В ту ночь люди королевы впервые заговорили о жертве: красного бога надо было задобрить, чтобы он прекратил бурю.
— Это боги Севера напустили ее, — сказал сир Корлисс Пенни.
— Ложные боги, — строго поправил сир Годри.
— С нами Рглор, — сказал сир Клэйтон Сагс.
— Но Мелисандры нет с нами, — завершил Джастин Масси.
Король за высоким столом молчал. Перед ним стыла миска с луковым супом, а он сидел, не обращая внимания на разговоры, и смотрел из-под приспущенных век на пламя ближней свечи.

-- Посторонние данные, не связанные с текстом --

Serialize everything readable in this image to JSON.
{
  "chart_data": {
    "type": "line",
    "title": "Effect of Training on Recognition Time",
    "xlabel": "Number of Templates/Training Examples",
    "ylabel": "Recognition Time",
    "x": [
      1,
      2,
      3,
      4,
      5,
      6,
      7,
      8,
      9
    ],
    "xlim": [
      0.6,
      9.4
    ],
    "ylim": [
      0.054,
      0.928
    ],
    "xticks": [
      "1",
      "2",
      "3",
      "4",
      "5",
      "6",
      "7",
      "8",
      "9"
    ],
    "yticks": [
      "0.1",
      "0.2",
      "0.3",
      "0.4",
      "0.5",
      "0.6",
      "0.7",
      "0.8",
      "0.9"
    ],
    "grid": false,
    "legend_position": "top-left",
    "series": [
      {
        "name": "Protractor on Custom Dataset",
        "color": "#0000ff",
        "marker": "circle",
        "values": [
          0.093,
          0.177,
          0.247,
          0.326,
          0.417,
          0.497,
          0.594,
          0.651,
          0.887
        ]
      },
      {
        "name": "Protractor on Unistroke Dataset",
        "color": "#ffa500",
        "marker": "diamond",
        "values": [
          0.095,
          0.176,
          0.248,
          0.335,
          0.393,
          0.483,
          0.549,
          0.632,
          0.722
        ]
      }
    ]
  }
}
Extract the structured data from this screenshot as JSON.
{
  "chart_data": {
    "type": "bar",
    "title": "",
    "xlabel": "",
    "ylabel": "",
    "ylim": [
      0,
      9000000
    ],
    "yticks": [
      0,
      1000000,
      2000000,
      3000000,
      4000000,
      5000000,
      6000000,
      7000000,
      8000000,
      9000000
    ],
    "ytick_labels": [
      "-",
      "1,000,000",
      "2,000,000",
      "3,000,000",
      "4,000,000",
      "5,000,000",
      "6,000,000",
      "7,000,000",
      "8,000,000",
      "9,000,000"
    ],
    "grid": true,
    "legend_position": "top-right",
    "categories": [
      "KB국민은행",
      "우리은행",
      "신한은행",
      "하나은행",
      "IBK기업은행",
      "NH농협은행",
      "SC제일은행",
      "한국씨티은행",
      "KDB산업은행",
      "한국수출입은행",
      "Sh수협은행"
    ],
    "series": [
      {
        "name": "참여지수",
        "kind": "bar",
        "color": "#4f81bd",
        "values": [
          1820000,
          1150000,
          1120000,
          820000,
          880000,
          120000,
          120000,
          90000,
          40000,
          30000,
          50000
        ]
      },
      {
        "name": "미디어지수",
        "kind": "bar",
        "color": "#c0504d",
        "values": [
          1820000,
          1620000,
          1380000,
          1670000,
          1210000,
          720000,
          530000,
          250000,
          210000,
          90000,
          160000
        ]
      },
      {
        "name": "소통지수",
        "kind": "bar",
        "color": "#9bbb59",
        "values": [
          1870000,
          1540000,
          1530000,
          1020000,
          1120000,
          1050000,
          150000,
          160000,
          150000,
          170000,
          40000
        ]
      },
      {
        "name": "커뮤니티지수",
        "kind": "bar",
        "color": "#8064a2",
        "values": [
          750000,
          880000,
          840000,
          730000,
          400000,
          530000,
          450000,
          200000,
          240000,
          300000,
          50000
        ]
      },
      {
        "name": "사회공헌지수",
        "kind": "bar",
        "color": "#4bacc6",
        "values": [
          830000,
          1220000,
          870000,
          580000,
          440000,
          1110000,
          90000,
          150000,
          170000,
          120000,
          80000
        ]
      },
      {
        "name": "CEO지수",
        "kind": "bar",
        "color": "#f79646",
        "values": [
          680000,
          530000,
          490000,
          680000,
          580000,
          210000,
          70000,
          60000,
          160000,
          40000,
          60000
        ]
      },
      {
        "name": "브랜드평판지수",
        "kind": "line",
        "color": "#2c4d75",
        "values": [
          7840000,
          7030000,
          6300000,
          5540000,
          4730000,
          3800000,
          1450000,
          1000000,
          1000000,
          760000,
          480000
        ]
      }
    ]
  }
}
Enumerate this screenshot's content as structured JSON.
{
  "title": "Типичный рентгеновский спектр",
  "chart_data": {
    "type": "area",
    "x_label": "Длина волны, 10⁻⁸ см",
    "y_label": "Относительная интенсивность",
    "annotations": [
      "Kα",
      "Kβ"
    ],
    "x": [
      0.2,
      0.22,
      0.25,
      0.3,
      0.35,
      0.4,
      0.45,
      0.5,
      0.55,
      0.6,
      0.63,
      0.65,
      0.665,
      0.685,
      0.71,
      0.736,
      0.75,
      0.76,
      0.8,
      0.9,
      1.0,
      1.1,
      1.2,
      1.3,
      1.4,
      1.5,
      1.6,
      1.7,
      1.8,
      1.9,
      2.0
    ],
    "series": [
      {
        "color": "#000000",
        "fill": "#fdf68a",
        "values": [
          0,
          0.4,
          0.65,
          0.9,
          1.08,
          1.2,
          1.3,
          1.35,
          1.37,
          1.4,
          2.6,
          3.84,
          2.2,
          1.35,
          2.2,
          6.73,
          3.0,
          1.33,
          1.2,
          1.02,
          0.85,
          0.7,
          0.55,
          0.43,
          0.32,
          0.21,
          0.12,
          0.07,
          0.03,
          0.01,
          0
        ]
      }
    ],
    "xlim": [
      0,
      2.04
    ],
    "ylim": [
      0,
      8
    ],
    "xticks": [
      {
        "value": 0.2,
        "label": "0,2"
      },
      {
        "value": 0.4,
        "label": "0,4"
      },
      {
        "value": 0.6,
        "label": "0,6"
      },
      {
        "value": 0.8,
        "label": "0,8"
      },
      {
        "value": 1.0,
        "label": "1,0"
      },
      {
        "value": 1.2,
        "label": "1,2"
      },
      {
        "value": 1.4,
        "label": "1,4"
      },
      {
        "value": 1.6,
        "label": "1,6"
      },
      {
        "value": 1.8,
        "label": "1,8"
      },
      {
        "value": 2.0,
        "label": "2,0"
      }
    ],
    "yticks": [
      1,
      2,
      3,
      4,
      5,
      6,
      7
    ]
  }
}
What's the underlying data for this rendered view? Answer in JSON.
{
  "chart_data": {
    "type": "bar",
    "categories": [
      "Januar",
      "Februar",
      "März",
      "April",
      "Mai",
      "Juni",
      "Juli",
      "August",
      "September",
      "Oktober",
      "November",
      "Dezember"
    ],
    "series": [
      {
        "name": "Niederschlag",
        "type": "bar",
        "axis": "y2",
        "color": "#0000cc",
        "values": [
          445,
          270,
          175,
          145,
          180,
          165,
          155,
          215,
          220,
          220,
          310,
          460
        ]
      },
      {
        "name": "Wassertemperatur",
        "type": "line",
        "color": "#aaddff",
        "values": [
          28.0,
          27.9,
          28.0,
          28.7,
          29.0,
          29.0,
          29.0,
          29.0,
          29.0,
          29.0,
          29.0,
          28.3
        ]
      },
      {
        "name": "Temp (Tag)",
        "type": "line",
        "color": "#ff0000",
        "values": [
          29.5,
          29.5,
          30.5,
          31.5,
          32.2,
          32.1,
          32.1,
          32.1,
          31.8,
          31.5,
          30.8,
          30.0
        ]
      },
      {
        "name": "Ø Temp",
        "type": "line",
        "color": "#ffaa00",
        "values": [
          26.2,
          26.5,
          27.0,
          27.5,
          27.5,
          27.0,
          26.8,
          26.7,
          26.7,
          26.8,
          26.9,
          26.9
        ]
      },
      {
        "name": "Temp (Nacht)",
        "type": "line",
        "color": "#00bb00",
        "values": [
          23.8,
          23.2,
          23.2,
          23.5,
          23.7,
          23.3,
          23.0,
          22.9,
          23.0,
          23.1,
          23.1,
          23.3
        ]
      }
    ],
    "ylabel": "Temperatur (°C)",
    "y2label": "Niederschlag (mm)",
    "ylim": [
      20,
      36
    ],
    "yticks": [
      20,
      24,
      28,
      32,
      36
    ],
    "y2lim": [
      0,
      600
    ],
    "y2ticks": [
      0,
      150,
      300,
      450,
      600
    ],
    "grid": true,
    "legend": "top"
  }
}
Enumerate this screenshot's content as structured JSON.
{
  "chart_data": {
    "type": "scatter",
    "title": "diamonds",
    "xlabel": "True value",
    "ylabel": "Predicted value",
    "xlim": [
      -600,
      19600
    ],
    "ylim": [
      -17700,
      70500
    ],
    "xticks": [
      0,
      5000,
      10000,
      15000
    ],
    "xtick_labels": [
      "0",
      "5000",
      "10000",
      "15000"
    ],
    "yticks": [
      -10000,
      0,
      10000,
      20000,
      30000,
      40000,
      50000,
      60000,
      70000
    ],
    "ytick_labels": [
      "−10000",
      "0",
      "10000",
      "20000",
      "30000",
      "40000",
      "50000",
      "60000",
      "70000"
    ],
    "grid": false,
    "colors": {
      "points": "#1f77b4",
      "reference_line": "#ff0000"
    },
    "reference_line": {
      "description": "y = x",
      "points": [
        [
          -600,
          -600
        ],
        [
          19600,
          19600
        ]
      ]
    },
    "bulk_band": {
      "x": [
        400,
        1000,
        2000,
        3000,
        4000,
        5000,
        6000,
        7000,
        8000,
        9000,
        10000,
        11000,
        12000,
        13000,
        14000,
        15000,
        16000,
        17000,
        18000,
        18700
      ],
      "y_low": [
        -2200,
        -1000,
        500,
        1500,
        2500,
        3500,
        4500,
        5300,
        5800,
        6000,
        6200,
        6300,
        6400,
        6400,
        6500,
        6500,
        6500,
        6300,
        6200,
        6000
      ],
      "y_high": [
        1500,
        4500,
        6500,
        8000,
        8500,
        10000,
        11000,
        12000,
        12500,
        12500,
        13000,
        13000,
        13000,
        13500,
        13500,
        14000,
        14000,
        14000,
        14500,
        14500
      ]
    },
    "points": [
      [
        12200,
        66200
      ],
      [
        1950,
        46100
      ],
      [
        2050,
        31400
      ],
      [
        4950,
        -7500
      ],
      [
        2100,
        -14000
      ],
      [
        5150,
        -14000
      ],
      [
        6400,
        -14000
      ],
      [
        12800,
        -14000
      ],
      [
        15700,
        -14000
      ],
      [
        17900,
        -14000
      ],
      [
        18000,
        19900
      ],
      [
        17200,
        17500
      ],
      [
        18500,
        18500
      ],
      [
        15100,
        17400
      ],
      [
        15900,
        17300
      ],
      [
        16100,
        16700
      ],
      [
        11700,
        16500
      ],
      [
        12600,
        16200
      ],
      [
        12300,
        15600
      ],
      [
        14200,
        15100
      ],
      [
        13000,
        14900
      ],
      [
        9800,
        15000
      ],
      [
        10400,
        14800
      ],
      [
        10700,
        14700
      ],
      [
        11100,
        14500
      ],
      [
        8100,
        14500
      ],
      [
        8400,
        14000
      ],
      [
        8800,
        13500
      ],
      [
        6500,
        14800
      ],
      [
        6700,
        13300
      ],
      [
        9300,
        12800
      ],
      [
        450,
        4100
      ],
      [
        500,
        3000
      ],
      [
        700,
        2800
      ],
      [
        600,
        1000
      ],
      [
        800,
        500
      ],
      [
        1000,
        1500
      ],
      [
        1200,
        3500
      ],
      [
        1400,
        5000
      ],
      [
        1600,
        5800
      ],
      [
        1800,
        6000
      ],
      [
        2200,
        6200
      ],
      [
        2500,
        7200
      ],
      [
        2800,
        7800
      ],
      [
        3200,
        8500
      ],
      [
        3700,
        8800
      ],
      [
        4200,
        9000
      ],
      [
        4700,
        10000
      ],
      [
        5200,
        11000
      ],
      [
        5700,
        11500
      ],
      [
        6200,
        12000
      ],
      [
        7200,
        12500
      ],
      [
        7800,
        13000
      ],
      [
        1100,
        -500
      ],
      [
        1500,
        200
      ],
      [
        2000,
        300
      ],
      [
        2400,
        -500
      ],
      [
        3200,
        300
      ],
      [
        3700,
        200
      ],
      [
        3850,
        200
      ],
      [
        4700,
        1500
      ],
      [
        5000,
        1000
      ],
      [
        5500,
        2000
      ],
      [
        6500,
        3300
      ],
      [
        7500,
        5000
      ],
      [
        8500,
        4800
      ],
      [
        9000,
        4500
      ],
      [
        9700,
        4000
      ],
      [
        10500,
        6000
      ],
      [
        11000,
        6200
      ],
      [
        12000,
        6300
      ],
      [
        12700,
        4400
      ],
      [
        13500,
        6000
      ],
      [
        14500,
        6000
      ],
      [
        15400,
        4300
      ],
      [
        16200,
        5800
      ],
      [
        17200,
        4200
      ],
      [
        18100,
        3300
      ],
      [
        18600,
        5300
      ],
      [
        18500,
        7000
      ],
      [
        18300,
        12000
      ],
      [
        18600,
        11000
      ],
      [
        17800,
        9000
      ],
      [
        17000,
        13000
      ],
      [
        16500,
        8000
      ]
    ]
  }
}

Сир Ричард Хорп, второй по старшинству, высказался за него, пообещав, что буря скоро утихнет.
Но она лишь усилилась, и ветер хлестал, словно бич. Ветра на Пайке не шли ни в какое сравнение с этим — он сводил всех с ума.
Даже когда по колонне передавали приказ разбить лагерь на ночь, согреться было не просто. Отсыревшие палатки ставились с трудом, снимались еще тяжелее и постоянно проседали под снегом. Лес, самый большой в Семи Королевствах, не желал больше снабжать войско сухими дровами. Те немногие костры, что еще зажигались в лагере, больше дымили, чем грели — о горячей пище оставалось только мечтать.
Даже священный огонь, к отчаянию людей королевы, сильно съежился против прежнего.
— Владыка Света, защити нас от этой напасти, — гудел бас сира Годри, возглавляющего молитву. — Яви нам свое ясное солнце, уйми ветер, растопи снег, дабы мы могли поразить врагов наших. Ночь темна, холодна и полна ужасов, но твои есть сила, и слава, и свет. Наполни нас огнем своим, Рглор.
Волки, однако, лишь посмеялись, когда сир Корлисс спросил, не случалось ли раньше какой-нибудь армии замерзнуть в зимнюю бурю.
— Какая ж это зима, — сказал Вулл Большое Ведро. — У нас говорят, что осень целует, а зима раком ставит, — так это пока поцелуйчики.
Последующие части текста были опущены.